Business schools are told to 'cut apron strings'

November 8, 2002

Business schools should be given more independence from their universities, according to the outgoing chair of the Association of Business Schools.

Steven Watson, principal of Henley Management College, said: "Business schools need an enhanced level of autonomy from their parent institutions so that reinvestment can further improve the quality and quantity of what they do."

He said that business schools were constrained by central university administrations in terms of who they could hire and on what salary, and on their spending activities. "Business schools are different. Our commercial customers come and go and the people are more mature."

He said that increased emphasis on development of practical skills and arranging placements meant that business studies had become more expensive to run, and called for funding council support to be increased.

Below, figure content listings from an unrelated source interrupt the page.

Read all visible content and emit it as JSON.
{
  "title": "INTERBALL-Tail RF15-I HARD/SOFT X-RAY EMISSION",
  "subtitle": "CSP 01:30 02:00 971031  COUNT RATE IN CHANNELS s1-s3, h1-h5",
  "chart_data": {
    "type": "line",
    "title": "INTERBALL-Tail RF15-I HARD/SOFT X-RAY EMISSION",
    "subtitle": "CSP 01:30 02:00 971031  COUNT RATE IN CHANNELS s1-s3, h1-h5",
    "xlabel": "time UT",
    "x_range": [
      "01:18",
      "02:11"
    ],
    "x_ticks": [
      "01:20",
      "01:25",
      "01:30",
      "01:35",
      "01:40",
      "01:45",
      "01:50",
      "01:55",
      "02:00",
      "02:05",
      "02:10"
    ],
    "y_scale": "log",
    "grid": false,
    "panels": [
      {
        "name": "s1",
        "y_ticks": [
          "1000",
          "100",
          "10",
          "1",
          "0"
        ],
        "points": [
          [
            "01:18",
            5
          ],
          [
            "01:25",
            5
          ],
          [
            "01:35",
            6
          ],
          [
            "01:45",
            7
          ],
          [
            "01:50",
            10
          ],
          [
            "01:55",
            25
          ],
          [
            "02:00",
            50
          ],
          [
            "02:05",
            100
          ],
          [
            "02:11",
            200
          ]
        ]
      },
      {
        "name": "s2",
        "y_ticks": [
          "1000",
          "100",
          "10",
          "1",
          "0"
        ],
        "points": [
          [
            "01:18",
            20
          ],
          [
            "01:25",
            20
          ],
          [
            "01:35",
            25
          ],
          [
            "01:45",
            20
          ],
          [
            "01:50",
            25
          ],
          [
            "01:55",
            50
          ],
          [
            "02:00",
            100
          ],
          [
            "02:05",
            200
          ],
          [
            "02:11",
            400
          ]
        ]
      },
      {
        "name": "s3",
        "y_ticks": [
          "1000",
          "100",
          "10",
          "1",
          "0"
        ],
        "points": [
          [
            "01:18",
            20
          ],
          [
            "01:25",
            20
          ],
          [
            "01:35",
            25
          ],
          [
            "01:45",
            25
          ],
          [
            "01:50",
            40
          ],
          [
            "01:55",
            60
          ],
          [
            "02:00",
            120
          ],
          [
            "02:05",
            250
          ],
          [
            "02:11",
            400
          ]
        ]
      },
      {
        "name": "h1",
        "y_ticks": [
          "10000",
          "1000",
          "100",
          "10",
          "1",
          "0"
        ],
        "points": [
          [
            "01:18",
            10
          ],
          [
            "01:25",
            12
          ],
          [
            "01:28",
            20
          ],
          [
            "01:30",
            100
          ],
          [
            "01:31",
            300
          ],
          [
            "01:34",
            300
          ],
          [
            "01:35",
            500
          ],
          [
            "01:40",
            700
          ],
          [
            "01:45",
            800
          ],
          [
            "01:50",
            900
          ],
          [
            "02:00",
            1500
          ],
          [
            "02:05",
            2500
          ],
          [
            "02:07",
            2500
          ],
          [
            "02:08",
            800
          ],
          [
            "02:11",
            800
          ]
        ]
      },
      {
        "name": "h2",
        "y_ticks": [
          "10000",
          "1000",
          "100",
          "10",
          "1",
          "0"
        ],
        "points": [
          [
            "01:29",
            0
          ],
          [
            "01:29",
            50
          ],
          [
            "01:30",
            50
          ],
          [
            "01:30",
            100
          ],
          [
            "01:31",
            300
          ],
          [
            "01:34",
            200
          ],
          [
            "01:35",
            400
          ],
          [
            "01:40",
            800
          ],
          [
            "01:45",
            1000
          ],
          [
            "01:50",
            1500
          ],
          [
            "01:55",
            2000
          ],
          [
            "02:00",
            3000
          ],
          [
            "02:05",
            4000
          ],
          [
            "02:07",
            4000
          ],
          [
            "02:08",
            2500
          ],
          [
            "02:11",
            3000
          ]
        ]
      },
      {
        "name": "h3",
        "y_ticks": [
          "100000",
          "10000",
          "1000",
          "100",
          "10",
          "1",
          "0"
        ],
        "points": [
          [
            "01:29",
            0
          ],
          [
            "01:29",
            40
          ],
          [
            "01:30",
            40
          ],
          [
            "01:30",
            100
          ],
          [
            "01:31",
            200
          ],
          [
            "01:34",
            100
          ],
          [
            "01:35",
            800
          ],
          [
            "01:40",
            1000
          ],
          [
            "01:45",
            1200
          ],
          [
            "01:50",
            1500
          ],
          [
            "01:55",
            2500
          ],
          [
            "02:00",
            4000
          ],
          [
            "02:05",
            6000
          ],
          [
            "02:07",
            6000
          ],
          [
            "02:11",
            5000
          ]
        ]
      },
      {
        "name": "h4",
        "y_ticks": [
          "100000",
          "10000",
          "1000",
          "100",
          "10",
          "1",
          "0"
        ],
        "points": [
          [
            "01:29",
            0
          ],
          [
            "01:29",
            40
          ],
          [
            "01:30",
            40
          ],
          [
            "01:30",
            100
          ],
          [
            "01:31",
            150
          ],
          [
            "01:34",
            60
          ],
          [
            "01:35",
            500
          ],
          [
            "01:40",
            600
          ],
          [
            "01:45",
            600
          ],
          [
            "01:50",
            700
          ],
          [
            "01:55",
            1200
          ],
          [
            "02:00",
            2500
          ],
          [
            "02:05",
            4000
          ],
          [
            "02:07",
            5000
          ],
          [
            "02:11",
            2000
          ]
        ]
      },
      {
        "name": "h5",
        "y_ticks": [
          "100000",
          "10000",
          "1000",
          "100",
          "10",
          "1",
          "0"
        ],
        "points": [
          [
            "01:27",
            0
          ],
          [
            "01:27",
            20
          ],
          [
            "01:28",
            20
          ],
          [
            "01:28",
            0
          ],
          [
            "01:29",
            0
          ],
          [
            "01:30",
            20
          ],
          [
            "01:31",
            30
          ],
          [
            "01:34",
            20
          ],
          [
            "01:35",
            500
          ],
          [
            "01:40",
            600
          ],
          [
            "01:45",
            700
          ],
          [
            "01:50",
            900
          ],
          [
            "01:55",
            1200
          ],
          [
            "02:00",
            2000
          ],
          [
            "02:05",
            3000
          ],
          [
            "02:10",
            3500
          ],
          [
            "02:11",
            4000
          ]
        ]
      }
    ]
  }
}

In May, the Council for Excellence in Management and Leadership published its final report on the quality, quantity and effectiveness of management education in the UK. The report, commissioned by the government, found that only a fifth of UK managers had any management education or development. It concludes there is a large market for such education, but it has yet to be stimulated.

* Sue Cox, dean of Lancaster University Management School, is to take over the chair of the Association of Business Schools.

Professor Cox is a former industrial chemist and safety psychologist. Her research and teaching expertise is in human factors, safety management systems and risk. She was previously director of Loughborough Business School.

Professor Cox takes over from Steven Watson, principal of Henley Management College, who is a former dean of the LUMS. The ABS represents 100 UK business schools that provide courses in business and management for some 250,000 students.